Mana Party's Hone Harawira was back in the fold of the Maori Party tonight in a meeting which called on Maori voters to unify.
The call was for voters to be "uncompromisingly Maori" with Harawira and Maori Party
strategist Tukoroirangi Morgan lashing the Labour Party.
"No offence to Labour," said Harawira, "but they're not a kaupapa Maori party."
Morgan told the Whangarei meeting of about 100 people that Labour "stole our mana" with its foreshore and seabed legislation and "sent fear and terror" against Tuhoe in the 2007 police raids in Ruatoki.
"That's the price we have paid for our support of the Labour Party. We have never betrayed our people, not like the Labour Party.
"The Maori Party was born out of the betrayal of the Labour Party. It evolved into the Maori Party and we had our differences. We have to get past our differences."
The meeting turned a symbolic agreement earlier this year that the Maori Party and Mana
Party would work together into a practical push for votes. The Maori Party is not standing a candidate against Harawira in Te Tai Tokerau.
The agreement aimed to heal the split between Harawira and the Maori Party, which he
quit in 2011 even as he faced expulsion following complaints over his behaviour by its current leader, Te Ururoa Flavell.

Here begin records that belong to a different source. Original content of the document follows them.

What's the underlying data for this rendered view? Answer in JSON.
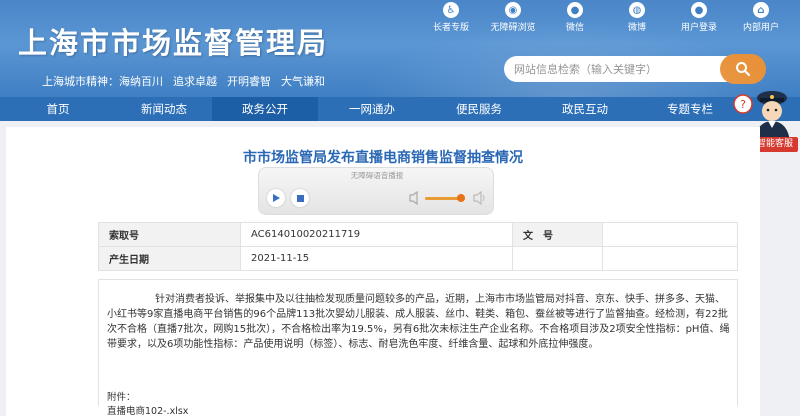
{
  "header": {
    "site_title": "上海市市场监督管理局",
    "city_spirit_label": "上海城市精神：",
    "city_spirit": [
      "海纳百川",
      "追求卓越",
      "开明睿智",
      "大气谦和"
    ],
    "top_links": [
      {
        "label": "长者专版",
        "icon": "elder-icon"
      },
      {
        "label": "无障碍浏览",
        "icon": "accessibility-icon"
      },
      {
        "label": "微信",
        "icon": "wechat-icon"
      },
      {
        "label": "微博",
        "icon": "weibo-icon"
      },
      {
        "label": "用户登录",
        "icon": "user-icon"
      },
      {
        "label": "内部用户",
        "icon": "internal-user-icon"
      }
    ],
    "search_placeholder": "网站信息检索（输入关键字）"
  },
  "nav": {
    "items": [
      "首页",
      "新闻动态",
      "政务公开",
      "一网通办",
      "便民服务",
      "政民互动",
      "专题专栏"
    ],
    "active": "政务公开"
  },
  "assistant": {
    "label": "智能客服"
  },
  "article": {
    "title": "市市场监管局发布直播电商销售监督抽查情况",
    "player_label": "无障碍语音播报",
    "meta": {
      "index_label": "索取号",
      "index_value": "AC614010020211719",
      "doc_label": "文　号",
      "doc_value": "",
      "date_label": "产生日期",
      "date_value": "2021-11-15"
    },
    "body": "针对消费者投诉、举报集中及以往抽检发现质量问题较多的产品，近期，上海市市场监管局对抖音、京东、快手、拼多多、天猫、小红书等9家直播电商平台销售的96个品牌113批次婴幼儿服装、成人服装、丝巾、鞋类、箱包、蚕丝被等进行了监督抽查。经检测，有22批次不合格（直播7批次，网购15批次），不合格检出率为19.5%，另有6批次未标注生产企业名称。不合格项目涉及2项安全性指标：pH值、绳带要求，以及6项功能性指标：产品使用说明（标签）、标志、耐皂洗色牢度、纤维含量、起球和外底拉伸强度。",
    "attachment_label": "附件：",
    "attachment_file": "直播电商102-.xlsx"
  },
  "colors": {
    "header_blue": "#4a86c8",
    "nav_blue": "#2c6fb7",
    "nav_active": "#1d5fa6",
    "title_blue": "#2a67b5",
    "search_orange": "#e8913a",
    "service_red": "#d63a2e"
  }
}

The language was all about building bonds publicly tonight with Harawira showering praise on Flavell and Morgan calling on voters to support Harawira to win Te Tai Tokerau back from Labour deputy leader Kelvin Davis, who is placed second on the party list.
The call was for "mana Maori motuhake" - Maori self-determination - to be achieved via strategic voting that would build support for the Maori Party's list vote while delivering Harawira the northern electorate seat.
Morgan said Davis was going to get in regardless because of his placing on Labour's list.
"It's a waste of time to give your electorate vote to Kelvin. It's a nonsense actually."
With a smile at Harawira, he suggested voters used their party vote for the Maori Party, which is fighting for votes against Labour in the other six Maori seats.
Harawira said Flavell had shown strength in allowing the Te Ture Whenua Maori Bill - the most significant reform around Maori land in generations - to lapse rather than pushing it through Parliament under urgency.
"It's a big thing for a minister to do that. When Helen Clark was given the opportunity over foreshore and seabed, she said 'get stuffed'."
He took a swing at Davis, saying he had been "a wonderful school principal" in Kaitaia "but can you honestly think of anything else he has done?"
Harawira told the meeting he would be at future Maori Party events in support of candidates - including Flavell.
"The kaupapa is more important than the individuals."